Despite industry insistence that BPA is safe, and agreement by the U.S. Food and Drug Administration (whose ruling was later discredited because it was based on industry-financed studies and partially written by industry representatives), public concern about the potential health effects of BPA continue to grow. Scientists have linked BPA to a host of health problems, including higher incidence of heart disease, diabetes and liver abnormalities in adults as well as brain and hormone development problems in fetuses and young children.
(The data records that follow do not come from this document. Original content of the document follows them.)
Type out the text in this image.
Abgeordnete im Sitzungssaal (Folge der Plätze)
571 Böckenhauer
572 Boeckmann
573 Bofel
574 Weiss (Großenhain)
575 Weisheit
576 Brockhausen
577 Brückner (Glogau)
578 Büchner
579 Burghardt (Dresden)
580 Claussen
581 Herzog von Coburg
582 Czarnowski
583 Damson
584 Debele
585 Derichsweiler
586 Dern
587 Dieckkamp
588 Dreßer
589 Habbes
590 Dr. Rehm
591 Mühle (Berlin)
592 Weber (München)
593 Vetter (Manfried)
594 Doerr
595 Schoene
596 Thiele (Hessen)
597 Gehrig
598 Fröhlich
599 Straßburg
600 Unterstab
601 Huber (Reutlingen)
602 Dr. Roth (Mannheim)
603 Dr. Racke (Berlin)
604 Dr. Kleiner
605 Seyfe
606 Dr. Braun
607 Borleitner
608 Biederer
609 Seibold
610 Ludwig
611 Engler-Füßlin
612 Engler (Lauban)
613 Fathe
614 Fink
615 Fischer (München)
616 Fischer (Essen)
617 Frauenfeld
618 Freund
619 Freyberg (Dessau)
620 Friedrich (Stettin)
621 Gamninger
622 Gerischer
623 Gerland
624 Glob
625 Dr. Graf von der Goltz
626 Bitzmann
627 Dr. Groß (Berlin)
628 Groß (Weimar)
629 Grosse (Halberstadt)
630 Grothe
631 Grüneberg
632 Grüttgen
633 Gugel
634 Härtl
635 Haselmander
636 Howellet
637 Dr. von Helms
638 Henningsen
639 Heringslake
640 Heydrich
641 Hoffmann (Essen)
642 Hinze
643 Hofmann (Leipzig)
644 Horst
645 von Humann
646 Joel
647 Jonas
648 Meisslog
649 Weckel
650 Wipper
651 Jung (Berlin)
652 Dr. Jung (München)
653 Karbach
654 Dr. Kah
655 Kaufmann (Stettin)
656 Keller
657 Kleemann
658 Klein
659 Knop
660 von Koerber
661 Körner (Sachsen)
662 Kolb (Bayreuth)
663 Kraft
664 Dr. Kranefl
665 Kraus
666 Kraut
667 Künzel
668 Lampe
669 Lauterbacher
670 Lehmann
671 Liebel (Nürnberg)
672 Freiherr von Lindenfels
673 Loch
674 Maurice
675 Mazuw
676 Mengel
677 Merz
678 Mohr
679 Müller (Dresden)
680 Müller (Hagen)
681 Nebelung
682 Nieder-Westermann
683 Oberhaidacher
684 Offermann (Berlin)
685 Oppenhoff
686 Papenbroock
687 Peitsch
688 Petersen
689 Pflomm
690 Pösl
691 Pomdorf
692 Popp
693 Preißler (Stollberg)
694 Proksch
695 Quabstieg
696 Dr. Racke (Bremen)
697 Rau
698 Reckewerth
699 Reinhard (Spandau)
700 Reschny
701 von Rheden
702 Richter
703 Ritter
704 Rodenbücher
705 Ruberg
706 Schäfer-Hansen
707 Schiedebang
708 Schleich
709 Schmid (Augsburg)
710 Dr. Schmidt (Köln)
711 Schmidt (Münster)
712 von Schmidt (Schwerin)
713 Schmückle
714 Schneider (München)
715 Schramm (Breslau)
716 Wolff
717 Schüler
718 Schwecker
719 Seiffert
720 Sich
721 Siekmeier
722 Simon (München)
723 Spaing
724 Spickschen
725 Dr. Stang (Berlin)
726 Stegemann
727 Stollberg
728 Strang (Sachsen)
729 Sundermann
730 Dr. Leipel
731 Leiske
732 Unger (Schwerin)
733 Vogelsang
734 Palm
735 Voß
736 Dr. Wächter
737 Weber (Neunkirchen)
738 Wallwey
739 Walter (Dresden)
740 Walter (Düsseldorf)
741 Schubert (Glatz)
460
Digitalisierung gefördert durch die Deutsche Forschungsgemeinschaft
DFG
It’s no surprise that the industry is worried. Both houses of Congress are considering legislation that would ban BPA in food packaging and various other consumer products (such as plastic baby bottles), Canada has already declared BPA to be toxic, and bans are pending in several U.S. cities and states. Some state and local governments already have passed limited bans on BPA.

A reporter from the Journal Sentinel also spoke with Richard Wiles, executive director of the Environmental Working Group, who said he was surprised by the contents of the memo summarizing the industry meeting and the calculated tactics discussed by the participants.

"I mean, it seems over the top, even by industry," Wiles said. "I'm amazed in this day and age they'd write this stuff down. This looks as bad as the tobacco or asbestos documents to me.”